Search code examples
rregexgsubfn

Using gsubfn to replace many instances within a string


I wrote a function that transforms a string representing a number (magrittr loaded in my system):

adjust_perc_format <- function(x, n=3){
  gsub(",", ".", x, perl = T) %>% as.numeric() %>% format(nsmall=n, decimal.mark = ",")
}

So that:

adjust_perc_format("2,5", 3) 
[1] "2,500"

The goal is to transform the ocurrences defined by a regex within a string (see here). For this purpose I tried gsubfn:

str <- "20MG/ML (2,5%)+0,5%"
gsubfn("[\\d,]+(?=%)", function(x) adjust_perc_format(x, n=3),str)

The expected result is "20MG/ML (2,500%)+0,500%". Instead, I got the same input string ("20MG/ML (2,5%)+0,5%").

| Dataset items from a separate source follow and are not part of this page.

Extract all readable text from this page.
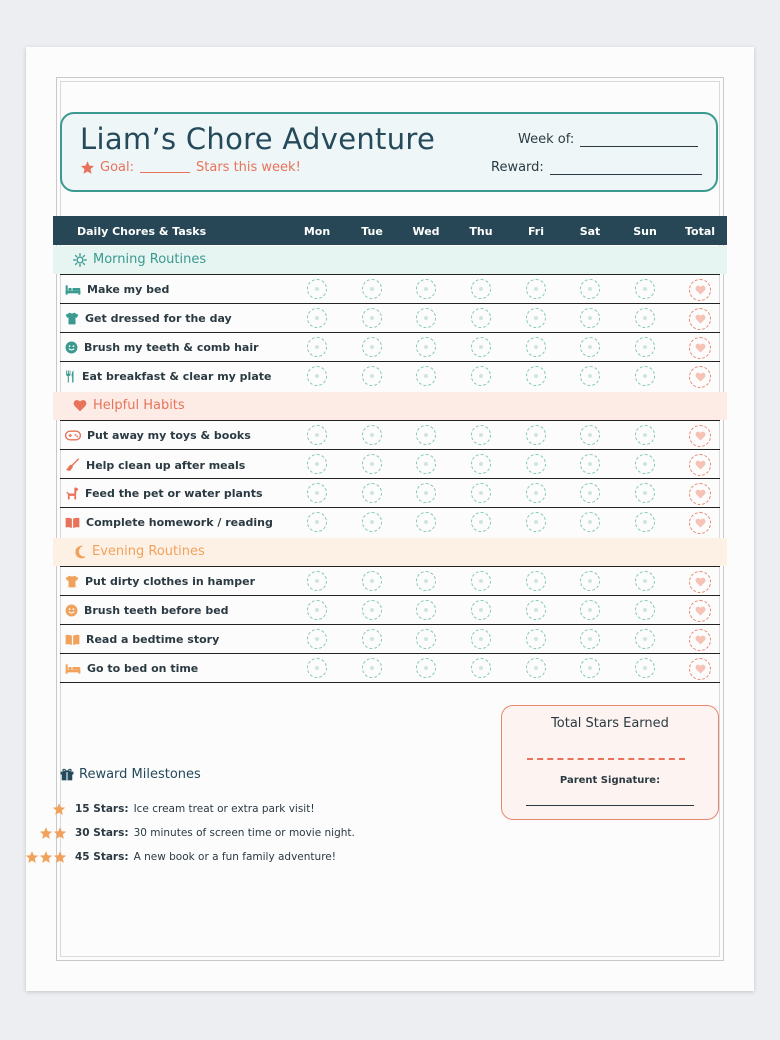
Liam’s Chore Adventure
Goal:	Stars this week!
Week of:
Reward:
Daily Chores & Tasks	Mon	Tue	Wed	Thu	Fri	Sat	Sun	Total
Morning Routines
Make my bed
Get dressed for the day
Brush my teeth & comb hair
Eat breakfast & clear my plate
Helpful Habits
Put away my toys & books
Help clean up after meals
Feed the pet or water plants
Complete homework / reading
Evening Routines
Put dirty clothes in hamper
Brush teeth before bed
Read a bedtime story
Go to bed on time
Total Stars Earned
Parent Signature:
Reward Milestones
15 Stars: Ice cream treat or extra park visit!
30 Stars: 30 minutes of screen time or movie night.
45 Stars: A new book or a fun family adventure!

I also tried to set the engine as below, no success:

options(gsubfn.engine = "R")

What am I missing here? Thank you.


Solution

  • You need to tell gsubfn to use the whole match by passing the backref=0 argument:

    gsubfn("[\\d,]+(?=%)", function(x) adjust_perc_format(x, n=3),str, backref=0)
    

    R test:

    > library(gsubfn)
    > str <- "20MG/ML (2,5%)+0,5%"
    > gsubfn("[\\d,]+(?=%)", function(x) adjust_perc_format(x, n=3),str, backref=0)
    [1] "20MG/ML (2,500%)+0,500%"
    

    In case you want to make your pattern more reliable, you may use

    gsubfn("\\d+(?:,\\d+)*(?=%)", function(x) adjust_perc_format(x, n=3),str, backref=0)
    

    which will match one or more digits followed with zero or more occurrences of a comma and one or more digits (followed with % that is not consumed as it is in a positive lookahead).